Há que ter em conta nesta problematização que o Estado brasileiro, no ápice das políticas neoliberais dos anos 1990 para a educação, desconsiderava nos documentos orientadores para o ensino de língua estrangeira a oralidade entre as habilidades/competências que deveriam ser adquiridas. O entendimento era de que “somente uma pequena parcela da população [tinha ou teria] a oportunidade de usar línguas estrangeiras como instrumento de comunicação oral, dentro ou fora do país” (Secretaria de Educação Fundamental, 1998, p. 20). Portanto, uma visão de colonialidade elitista que, ao longo da história das políticas educativas no Brasil, “reforçou a discriminação contra as classes populares, que só contavam com a escola pública para aprender um segundo idioma” (Borges & Afonso, 2018, p. 66).

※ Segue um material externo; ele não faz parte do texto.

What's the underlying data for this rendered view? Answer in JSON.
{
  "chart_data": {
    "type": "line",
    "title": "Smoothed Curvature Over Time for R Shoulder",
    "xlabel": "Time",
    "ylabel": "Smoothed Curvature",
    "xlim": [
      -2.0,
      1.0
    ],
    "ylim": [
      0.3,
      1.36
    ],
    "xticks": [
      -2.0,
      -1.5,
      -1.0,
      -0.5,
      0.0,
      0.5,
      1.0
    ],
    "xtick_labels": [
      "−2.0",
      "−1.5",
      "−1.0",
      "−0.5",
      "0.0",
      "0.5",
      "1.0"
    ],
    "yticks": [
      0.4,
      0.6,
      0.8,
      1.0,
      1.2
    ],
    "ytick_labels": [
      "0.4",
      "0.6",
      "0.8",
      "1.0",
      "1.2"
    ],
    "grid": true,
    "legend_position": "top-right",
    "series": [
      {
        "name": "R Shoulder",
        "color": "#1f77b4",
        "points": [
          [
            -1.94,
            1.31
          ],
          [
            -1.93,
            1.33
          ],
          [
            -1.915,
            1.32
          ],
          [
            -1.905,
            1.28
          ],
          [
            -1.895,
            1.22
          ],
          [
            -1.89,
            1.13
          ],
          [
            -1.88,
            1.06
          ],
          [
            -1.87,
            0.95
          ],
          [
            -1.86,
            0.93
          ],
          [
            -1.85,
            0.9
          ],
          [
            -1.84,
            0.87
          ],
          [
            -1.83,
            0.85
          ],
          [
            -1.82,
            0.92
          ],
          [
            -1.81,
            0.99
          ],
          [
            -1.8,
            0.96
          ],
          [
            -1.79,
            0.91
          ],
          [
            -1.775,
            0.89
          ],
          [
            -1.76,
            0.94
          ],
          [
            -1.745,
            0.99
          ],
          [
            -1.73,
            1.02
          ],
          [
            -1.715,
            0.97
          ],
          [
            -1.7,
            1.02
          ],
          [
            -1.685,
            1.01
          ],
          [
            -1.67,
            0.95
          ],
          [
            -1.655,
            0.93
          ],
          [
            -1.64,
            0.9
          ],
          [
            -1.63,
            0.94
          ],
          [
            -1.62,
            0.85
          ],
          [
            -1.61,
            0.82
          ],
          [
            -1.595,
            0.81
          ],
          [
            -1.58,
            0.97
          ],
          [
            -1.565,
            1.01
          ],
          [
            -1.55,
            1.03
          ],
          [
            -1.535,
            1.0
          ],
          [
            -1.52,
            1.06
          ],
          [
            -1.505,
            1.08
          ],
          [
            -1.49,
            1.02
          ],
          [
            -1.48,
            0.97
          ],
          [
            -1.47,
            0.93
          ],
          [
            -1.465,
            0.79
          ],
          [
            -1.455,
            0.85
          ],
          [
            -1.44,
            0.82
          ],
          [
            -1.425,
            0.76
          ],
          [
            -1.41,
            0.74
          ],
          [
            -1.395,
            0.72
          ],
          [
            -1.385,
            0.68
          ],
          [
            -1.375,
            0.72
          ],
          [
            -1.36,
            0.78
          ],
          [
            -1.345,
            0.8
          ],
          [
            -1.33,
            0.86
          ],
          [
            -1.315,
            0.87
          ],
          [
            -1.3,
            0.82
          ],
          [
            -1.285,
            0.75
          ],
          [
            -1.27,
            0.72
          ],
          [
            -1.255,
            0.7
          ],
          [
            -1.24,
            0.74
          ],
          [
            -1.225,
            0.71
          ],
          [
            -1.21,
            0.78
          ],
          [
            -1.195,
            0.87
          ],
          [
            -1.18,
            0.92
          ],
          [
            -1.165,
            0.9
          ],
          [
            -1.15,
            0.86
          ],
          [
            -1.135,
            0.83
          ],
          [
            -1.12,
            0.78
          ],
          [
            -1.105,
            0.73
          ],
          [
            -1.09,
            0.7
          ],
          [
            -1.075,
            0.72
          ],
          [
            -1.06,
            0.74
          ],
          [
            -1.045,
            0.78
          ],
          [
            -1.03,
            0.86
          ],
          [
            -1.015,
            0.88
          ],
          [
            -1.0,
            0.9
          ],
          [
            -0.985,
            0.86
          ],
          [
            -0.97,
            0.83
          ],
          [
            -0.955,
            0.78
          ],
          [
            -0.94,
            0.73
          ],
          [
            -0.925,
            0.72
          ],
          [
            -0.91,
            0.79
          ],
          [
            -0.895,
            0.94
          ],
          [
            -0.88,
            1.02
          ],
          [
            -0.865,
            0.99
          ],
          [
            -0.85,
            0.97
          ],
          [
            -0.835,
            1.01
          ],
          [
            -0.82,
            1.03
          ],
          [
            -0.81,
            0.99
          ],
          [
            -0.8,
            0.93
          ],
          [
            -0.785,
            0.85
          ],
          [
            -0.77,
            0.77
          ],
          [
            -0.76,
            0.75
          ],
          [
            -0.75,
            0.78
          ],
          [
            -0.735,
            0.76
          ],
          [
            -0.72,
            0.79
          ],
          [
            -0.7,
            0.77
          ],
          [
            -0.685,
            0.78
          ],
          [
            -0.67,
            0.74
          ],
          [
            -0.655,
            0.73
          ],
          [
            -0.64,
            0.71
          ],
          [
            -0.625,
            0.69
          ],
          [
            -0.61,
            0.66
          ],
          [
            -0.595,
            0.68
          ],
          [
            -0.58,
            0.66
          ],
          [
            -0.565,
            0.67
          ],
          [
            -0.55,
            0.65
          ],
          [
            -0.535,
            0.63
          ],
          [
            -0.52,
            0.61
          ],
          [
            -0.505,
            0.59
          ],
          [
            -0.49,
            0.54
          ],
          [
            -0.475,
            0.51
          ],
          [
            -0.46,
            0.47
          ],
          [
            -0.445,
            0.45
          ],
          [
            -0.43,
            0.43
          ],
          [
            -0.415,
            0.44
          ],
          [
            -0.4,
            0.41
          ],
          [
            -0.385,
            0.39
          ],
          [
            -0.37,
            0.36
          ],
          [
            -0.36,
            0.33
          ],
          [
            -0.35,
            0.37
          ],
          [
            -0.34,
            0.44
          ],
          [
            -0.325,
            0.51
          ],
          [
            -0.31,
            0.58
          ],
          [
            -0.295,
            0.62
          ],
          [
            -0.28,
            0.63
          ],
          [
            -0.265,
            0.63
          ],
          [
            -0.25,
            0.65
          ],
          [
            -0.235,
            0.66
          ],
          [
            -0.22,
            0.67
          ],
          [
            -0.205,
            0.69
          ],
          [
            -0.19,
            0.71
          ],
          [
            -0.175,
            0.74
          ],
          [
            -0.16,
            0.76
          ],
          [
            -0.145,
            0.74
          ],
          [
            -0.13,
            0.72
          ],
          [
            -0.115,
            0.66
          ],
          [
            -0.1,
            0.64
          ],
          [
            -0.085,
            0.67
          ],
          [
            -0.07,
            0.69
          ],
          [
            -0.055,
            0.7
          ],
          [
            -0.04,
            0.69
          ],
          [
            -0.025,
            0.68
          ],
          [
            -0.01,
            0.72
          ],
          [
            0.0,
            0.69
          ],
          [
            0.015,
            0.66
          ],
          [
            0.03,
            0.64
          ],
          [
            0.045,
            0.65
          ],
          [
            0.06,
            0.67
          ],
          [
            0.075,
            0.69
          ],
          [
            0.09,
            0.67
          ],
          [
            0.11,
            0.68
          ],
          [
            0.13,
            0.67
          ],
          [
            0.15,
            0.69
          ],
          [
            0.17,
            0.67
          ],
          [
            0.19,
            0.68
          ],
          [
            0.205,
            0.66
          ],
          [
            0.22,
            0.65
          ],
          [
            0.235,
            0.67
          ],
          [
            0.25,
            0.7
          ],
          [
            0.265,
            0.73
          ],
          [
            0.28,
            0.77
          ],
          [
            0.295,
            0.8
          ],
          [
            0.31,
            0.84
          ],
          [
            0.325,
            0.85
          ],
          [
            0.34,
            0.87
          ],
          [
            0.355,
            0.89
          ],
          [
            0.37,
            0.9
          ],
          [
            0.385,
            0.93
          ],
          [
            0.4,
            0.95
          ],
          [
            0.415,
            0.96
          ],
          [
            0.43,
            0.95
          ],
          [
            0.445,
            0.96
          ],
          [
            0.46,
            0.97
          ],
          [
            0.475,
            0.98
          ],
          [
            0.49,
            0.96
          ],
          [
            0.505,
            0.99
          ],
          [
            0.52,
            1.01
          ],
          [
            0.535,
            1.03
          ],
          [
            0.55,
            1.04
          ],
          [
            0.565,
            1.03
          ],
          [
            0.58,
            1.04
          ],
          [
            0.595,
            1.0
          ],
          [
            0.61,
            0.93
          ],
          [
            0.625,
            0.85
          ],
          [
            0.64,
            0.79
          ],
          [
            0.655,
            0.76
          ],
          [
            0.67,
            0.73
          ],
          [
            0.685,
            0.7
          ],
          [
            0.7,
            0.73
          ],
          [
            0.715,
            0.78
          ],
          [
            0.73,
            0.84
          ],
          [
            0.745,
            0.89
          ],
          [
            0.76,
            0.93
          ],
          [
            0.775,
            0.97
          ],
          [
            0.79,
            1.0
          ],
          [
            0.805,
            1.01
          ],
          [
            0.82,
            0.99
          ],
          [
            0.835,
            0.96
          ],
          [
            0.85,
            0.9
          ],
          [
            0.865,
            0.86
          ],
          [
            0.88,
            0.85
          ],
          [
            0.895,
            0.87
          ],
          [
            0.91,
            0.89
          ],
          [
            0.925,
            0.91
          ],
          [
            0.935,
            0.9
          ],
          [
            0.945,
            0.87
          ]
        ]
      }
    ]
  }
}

Somente nos anos 2000, no embalo das reformas educacionais demandadas pelos processos de globalização econômica, é que podemos observar uma guinada na política do ensino da língua inglesa no Brasil. Para analisar essa mudança faz-se necessário entender como o conceito de “colonialidade” está associado à(s) línguas(s) moderna(s) e hegemônica(s) que, no âmbito deste artigo com foco na mobilidade de estudantes que deixam o Brasil para estudar nos Estados Unidos ou em Portugal, é problematizado tanto em relação à língua inglesa quanto à língua portuguesa. Para o sociólogo peruano Aníbal Quijano (2014), a quem o termo é originalmente atribuído (Mignolo, 2017, p. 2), “colonialidade de poder” designa a relação socialmente hierárquica baseada na invenção europeia de classificação racial dos seres humanos.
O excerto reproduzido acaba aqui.